Los cambios que genera esta nueva estructura por edades de la población son motivo de estudio para economistas, sociólogos geógrafos, políticos y un amplio elenco de investigadores sociales. Está claro que nos esperan grandes transformaciones sociales ligadas a una nueva realidad demográfica. Ban Ki-moon en el citado Día Internacional de las Personas de Edad señaló

el aumento constante de la longevidad humana constituye uno de los mayores cambios y desafíos de nuestro tiempo. Y si el mundo no se adapta a las nuevas tendencias demográficas será difícil lograr un futuro sostenible y seguro en el que las personas de todas las edades lleven una vida plena.

En paralelo se incrementa la población que vive en ciudades que a escala mundial alcanza ya el 53%, elevándose a 77% en los países más desarrollados y envejecidos. Si bien algunos países no excesivamente envejecidos presentan, no obstante, tasas de urbanización muy elevadas, es el caso de países latinoamericanos, como México que en 2015 tiene un 79% de población viviendo en ciudades.

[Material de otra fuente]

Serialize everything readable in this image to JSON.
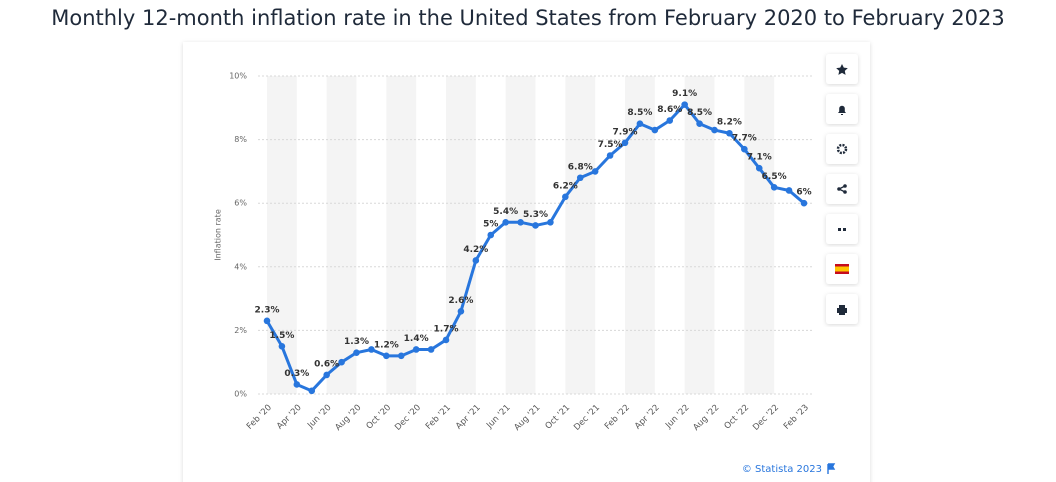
{
  "chart_data": {
    "type": "line",
    "title": "Monthly 12-month inflation rate in the United States from February 2020 to February 2023",
    "y_label": "Inflation rate",
    "source": "© Statista 2023",
    "categories": [
      "Feb '20",
      null,
      "Apr '20",
      null,
      "Jun '20",
      null,
      "Aug '20",
      null,
      "Oct '20",
      null,
      "Dec '20",
      null,
      "Feb '21",
      null,
      "Apr '21",
      null,
      "Jun '21",
      null,
      "Aug '21",
      null,
      "Oct '21",
      null,
      "Dec '21",
      null,
      "Feb '22",
      null,
      "Apr '22",
      null,
      "Jun '22",
      null,
      "Aug '22",
      null,
      "Oct '22",
      null,
      "Dec '22",
      null,
      "Feb '23"
    ],
    "series": [
      {
        "name": "Inflation rate",
        "color": "#2876dd",
        "values": [
          2.3,
          1.5,
          0.3,
          0.1,
          0.6,
          1.0,
          1.3,
          1.4,
          1.2,
          1.2,
          1.4,
          1.4,
          1.7,
          2.6,
          4.2,
          5.0,
          5.4,
          5.4,
          5.3,
          5.4,
          6.2,
          6.8,
          7.0,
          7.5,
          7.9,
          8.5,
          8.3,
          8.6,
          9.1,
          8.5,
          8.3,
          8.2,
          7.7,
          7.1,
          6.5,
          6.4,
          6.0
        ],
        "value_labels": [
          "2.3%",
          "1.5%",
          "0.3%",
          null,
          "0.6%",
          null,
          "1.3%",
          null,
          "1.2%",
          null,
          "1.4%",
          null,
          "1.7%",
          "2.6%",
          "4.2%",
          "5%",
          "5.4%",
          null,
          "5.3%",
          null,
          "6.2%",
          "6.8%",
          null,
          "7.5%",
          "7.9%",
          "8.5%",
          null,
          "8.6%",
          "9.1%",
          "8.5%",
          null,
          "8.2%",
          "7.7%",
          "7.1%",
          "6.5%",
          null,
          "6%"
        ]
      }
    ],
    "ylim": [
      0,
      10
    ],
    "yticks": [
      {
        "value": 0,
        "label": "0%"
      },
      {
        "value": 2,
        "label": "2%"
      },
      {
        "value": 4,
        "label": "4%"
      },
      {
        "value": 6,
        "label": "6%"
      },
      {
        "value": 8,
        "label": "8%"
      },
      {
        "value": 10,
        "label": "10%"
      }
    ],
    "grid": true
  }
}
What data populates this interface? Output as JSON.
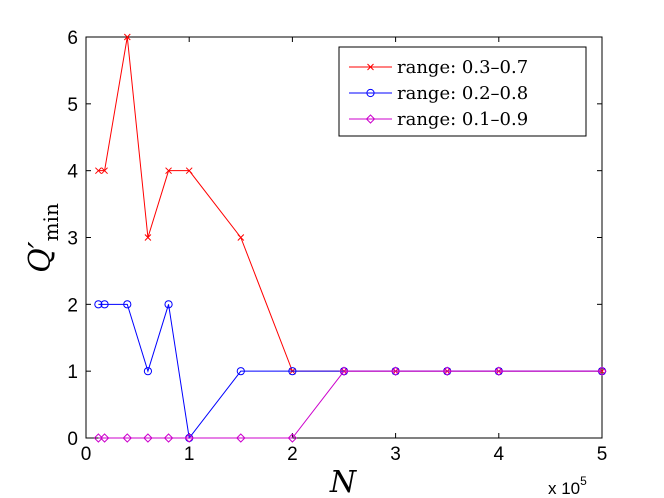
{
  "chart_data": {
    "type": "line",
    "xlabel": "N",
    "ylabel": "Q′",
    "ylabel_sub": "min",
    "x_multiplier_base": "x 10",
    "x_multiplier_exp": "5",
    "xlim": [
      0,
      5
    ],
    "ylim": [
      0,
      6
    ],
    "xticks": [
      "0",
      "1",
      "2",
      "3",
      "4",
      "5"
    ],
    "yticks": [
      "0",
      "1",
      "2",
      "3",
      "4",
      "5",
      "6"
    ],
    "grid": false,
    "legend_position": "top-right",
    "series": [
      {
        "name": "range: 0.3–0.7",
        "color": "#ff0000",
        "marker": "x",
        "x": [
          0.12,
          0.18,
          0.4,
          0.6,
          0.8,
          1.0,
          1.5,
          2.0,
          2.5,
          3.0,
          3.5,
          4.0,
          5.0
        ],
        "y": [
          4,
          4,
          6,
          3,
          4,
          4,
          3,
          1,
          1,
          1,
          1,
          1,
          1
        ]
      },
      {
        "name": "range: 0.2–0.8",
        "color": "#0000ff",
        "marker": "o",
        "x": [
          0.12,
          0.18,
          0.4,
          0.6,
          0.8,
          1.0,
          1.5,
          2.0,
          2.5,
          3.0,
          3.5,
          4.0,
          5.0
        ],
        "y": [
          2,
          2,
          2,
          1,
          2,
          0,
          1,
          1,
          1,
          1,
          1,
          1,
          1
        ]
      },
      {
        "name": "range: 0.1–0.9",
        "color": "#cc00cc",
        "marker": "d",
        "x": [
          0.12,
          0.18,
          0.4,
          0.6,
          0.8,
          1.0,
          1.5,
          2.0,
          2.5,
          3.0,
          3.5,
          4.0,
          5.0
        ],
        "y": [
          0,
          0,
          0,
          0,
          0,
          0,
          0,
          0,
          1,
          1,
          1,
          1,
          1
        ]
      }
    ]
  }
}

A la hora de valorar la situación de los mayores de 65 años en los espacios urbanos hay que tener en cuenta que 22 de las grandes ciudades del mundo están en los países menos desarrollados, lo que plantea importantes desafíos, ya que, como señaló en 2002 en la Segunda Asamblea Mundial sobre el Envejecimiento el Director del Fondo de Población de Naciones Unidas para Asia y Pacífico, “en Europa los países se hicieron ricos antes que viejos. Pero en el mundo en desarrollo los países están haciéndose viejos antes que ricos”. Además, en países en desarrollo los actuales movimientos migratorios se han convertido en un factor más que contribuye, si bien no de una forma muy acusada pero con contrastes espaciales, al envejecimiento de sus poblaciones al ser mayoritariamente jóvenes los que emigran. Por tanto, al igual que otros parámetros económicos y sociales es preciso tener en cuenta que las ciudades tienen que adaptarse a este nuevo e irreversible modelo de sociedades envejecidas cuyas necesidades y demandas son distintas y crecientes, tanto en lo que se refiere a la adaptación de los hogares y los barrios, a las infraestructuras de transporte, a los espacios públicos, entre otro, como a la satisfacción de sus nuevas aspiraciones de ocio en una etapa vital con gran disponibilidad de tiempo. La “revolución de los bastones” (El País, suplemento “negocios”, 1 diciembre 2013) implica abordar cambios en nuestras ciudades y en general en nuestras sociedades para evitar que en las mismas se produzcan múltiples formas de ageism (traducido por la Comisión Europea (2011) como edaísmo y por algunos autores como viejismo o gerontofobia) en el sentido dado a éste por su creador, el gerontólogo estadounidense Robert Butler (1975) que emplea este término para referirse a la existente actitud social de discriminación hacia las personas mayores por el hecho de serlo.

Antes de analizar la situación de los ancianos en los espacios urbanos conviene precisar algunas cuestiones que inciden en la misma sobre lo que supone ser viejo y la heterogeneidad de este colectivo en función de la edad, género, estado de salud, tipo de hogar, poder adquisitivo, situación residencial...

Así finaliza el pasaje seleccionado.